We talked not long ago about a new Chromebook in development that clearly looks to be a Samsung device with some variation of the Intel Alder Lake-N processor on board. That could mean it is a low-end device with the N100 or N200 or it could mean Samsung is going for a new Chromebook Plus model with the Core i3-N305 processor. I’m betting on the latter.
Still, details are a bit scant at this point, and it isn’t quite clear what Samsung is prepping at this time. With the Core i3-N305, we could get just about any form factor, size, or build quality. What we’re hoping for is something in the vein of the Samsung Galaxy Chromebook 2 – not as high-end as the original Galaxy Chromebook, but still a great, striking device.

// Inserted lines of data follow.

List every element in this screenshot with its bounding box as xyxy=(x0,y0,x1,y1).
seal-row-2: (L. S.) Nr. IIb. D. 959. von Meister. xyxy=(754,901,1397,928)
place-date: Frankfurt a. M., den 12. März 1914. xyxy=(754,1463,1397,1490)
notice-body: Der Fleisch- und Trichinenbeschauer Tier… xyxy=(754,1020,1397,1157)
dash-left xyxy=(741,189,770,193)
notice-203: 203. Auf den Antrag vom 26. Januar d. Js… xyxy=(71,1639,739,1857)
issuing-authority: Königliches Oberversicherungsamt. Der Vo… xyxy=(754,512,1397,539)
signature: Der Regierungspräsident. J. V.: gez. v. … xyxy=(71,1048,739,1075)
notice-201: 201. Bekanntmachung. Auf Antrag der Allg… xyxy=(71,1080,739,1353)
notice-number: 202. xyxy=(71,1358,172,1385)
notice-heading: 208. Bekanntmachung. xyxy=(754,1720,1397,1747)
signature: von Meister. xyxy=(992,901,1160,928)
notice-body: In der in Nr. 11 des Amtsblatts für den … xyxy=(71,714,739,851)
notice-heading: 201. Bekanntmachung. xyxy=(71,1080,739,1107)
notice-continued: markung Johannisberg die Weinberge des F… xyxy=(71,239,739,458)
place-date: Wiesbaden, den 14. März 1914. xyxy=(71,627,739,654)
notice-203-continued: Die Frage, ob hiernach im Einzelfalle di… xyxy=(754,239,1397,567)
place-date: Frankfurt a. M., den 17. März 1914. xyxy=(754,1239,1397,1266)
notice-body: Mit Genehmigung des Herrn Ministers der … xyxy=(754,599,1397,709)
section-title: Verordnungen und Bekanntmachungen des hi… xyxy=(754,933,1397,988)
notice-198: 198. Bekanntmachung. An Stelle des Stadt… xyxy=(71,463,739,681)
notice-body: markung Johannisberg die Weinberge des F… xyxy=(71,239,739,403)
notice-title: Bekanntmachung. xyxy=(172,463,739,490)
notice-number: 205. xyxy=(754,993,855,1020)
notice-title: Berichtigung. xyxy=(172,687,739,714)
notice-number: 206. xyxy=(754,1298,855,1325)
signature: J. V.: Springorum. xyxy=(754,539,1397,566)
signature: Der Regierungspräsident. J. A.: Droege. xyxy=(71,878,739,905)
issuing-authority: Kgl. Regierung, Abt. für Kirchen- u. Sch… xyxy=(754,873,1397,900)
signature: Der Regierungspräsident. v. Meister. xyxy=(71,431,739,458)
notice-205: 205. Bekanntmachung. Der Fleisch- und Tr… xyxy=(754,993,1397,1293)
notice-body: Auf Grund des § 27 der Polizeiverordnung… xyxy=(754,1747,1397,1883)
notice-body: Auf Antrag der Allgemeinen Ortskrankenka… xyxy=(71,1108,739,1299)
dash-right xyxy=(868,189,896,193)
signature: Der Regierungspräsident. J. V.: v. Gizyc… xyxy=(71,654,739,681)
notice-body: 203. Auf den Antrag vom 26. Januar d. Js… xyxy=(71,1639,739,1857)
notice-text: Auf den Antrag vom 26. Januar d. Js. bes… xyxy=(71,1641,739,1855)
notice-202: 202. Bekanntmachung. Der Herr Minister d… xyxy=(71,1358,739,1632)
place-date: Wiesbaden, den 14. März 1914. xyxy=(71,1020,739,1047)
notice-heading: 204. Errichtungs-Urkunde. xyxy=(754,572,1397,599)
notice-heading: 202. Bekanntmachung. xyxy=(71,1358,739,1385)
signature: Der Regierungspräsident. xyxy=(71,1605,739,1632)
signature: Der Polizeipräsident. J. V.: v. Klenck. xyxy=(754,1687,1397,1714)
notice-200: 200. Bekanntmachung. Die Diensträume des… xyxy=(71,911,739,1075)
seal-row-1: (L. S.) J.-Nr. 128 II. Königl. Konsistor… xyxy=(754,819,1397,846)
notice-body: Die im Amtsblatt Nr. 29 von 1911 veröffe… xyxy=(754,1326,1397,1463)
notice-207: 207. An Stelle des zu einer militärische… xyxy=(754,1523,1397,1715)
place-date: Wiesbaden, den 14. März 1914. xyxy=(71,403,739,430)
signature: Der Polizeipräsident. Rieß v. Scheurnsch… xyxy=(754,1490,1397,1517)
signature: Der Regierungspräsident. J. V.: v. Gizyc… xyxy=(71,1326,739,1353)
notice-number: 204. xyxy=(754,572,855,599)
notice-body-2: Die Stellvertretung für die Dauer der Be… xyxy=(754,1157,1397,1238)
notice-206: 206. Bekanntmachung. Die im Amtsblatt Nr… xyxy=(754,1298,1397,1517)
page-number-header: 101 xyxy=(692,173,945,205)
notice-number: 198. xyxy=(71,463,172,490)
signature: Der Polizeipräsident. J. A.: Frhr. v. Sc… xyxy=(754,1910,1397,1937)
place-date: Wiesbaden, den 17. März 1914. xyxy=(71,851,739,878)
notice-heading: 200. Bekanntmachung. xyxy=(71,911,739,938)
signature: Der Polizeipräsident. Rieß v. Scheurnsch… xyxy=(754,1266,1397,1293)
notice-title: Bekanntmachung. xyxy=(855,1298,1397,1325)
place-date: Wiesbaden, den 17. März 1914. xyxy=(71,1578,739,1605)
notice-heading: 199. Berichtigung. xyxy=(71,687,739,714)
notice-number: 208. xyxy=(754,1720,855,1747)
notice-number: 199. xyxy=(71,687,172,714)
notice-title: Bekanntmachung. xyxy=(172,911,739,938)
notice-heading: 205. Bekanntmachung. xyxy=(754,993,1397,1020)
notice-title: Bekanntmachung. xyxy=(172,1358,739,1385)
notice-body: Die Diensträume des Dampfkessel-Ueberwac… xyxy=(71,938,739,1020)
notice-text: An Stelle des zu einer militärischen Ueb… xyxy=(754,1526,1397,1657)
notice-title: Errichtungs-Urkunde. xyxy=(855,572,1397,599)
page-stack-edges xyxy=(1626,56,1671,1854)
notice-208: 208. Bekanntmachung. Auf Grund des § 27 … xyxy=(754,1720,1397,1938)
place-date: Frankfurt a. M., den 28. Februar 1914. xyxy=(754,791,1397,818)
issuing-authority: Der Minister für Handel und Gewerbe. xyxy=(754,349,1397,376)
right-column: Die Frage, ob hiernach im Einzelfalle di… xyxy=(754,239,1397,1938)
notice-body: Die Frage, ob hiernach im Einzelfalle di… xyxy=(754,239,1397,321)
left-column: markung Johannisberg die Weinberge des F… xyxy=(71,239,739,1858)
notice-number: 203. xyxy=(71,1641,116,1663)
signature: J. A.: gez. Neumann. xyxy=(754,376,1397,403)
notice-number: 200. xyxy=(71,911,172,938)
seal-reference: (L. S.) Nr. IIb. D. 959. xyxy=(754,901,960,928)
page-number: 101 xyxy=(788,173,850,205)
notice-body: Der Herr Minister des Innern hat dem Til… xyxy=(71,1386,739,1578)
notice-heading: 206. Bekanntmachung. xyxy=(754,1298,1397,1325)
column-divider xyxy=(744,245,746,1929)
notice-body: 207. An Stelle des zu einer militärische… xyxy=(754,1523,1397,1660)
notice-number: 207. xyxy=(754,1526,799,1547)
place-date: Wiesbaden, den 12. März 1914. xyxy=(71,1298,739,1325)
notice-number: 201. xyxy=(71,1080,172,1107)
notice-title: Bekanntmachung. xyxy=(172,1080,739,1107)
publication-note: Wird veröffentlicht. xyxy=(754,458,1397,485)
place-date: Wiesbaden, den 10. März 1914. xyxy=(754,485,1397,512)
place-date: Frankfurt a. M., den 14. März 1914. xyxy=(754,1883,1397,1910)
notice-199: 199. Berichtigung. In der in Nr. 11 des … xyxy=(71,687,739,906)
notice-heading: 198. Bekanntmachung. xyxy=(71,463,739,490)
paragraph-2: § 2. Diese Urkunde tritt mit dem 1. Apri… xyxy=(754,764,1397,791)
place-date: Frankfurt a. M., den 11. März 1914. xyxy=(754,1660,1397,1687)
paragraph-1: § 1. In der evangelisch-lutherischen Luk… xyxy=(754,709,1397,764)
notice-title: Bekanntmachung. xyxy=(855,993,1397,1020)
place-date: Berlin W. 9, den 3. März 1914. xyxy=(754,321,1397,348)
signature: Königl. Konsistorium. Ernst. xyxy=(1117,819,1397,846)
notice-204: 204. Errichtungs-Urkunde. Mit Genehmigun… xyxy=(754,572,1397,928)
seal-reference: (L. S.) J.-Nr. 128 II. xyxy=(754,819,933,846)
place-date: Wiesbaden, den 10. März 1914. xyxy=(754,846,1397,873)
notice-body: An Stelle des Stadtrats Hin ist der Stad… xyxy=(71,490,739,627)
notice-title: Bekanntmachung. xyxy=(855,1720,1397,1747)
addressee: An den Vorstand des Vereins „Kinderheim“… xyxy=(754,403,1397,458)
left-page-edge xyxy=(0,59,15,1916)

Much of what Samsung did with the 2nd iteration of the Galaxy Chromebook falls into what Google is after with Chromebook Plus, and other than its too-high price point, the Galaxy Chromebook 2 delivered a lot to like in one package. They could return with that sort of formula once again and key in on the build quality just a bit to have a very popular Chromebook Plus model if they play their cards right.
A new Galaxy Chromebook convertible
One new detail I do have on the new Samsung Chromebook is the fact that it will be a convertible. While I still think a company should leverage the fanless nature of the N100/N200 to make a great Chromebook tablet, there’s no sign of that coming any time soon. So, if you are looking for a device from Samsung that can deliver a bit more than the clamshell experience offers, a convertible is the next best thing.
As you can see in the above code change for ‘Pirrha’ (the internal code name for Samsung’s new Chromebook), both a lid and base accelerometer are being utilized in this device, making it clear that it will be a convertible. The earlier find of an included stylus for ‘Pirrha’ made it pretty evident that this would be the case, but now we can be certain that this new device will be both pen-bearing and convertible.
What I’m hoping for from Samsung
With the fact that Samsung is returning to Chromebook action utilizing the small-core Alder Lake-N SoC, we can expect a few things from this device. First off, it won’t be high-end. Choosing to go with a small-core Intel chip tells me Samsung isn’t aiming too high with this one. But that doesn’t mean it can’t be a nice device.
We’ve seen far too many well-made, mid-range Chromebook Plus devices for Samsung to ignore proper build quality on this one, so I’m still hoping that they can manufacture a firm, attractive device to reassert the quality of the Galaxy branding in the ChromeOS space.
Along with a good build, I’d love to see Samsung still lean in with a superlative screen (QLED again?) and solid speakers. Most Chromebooks these days have good keyboards and trackpads, and with the Alder Lake-N chips and Chromebook Plus requirements, I’m not too concerned that it will be fast and fun to use.
For now, we’re just waiting to see what happens. Perhaps we’ll get a reveal at CES 2024 in January and Samsung will deliver a well-made, reasonably priced Chromebook Plus that will get them back in the game. There’s no denying that people like buying Samsung products, and it has been far too long since they’ve made a device that is worth recommending. A Samsung Galaxy Chromebook Plus sounds like just the thing we’ve been waiting for.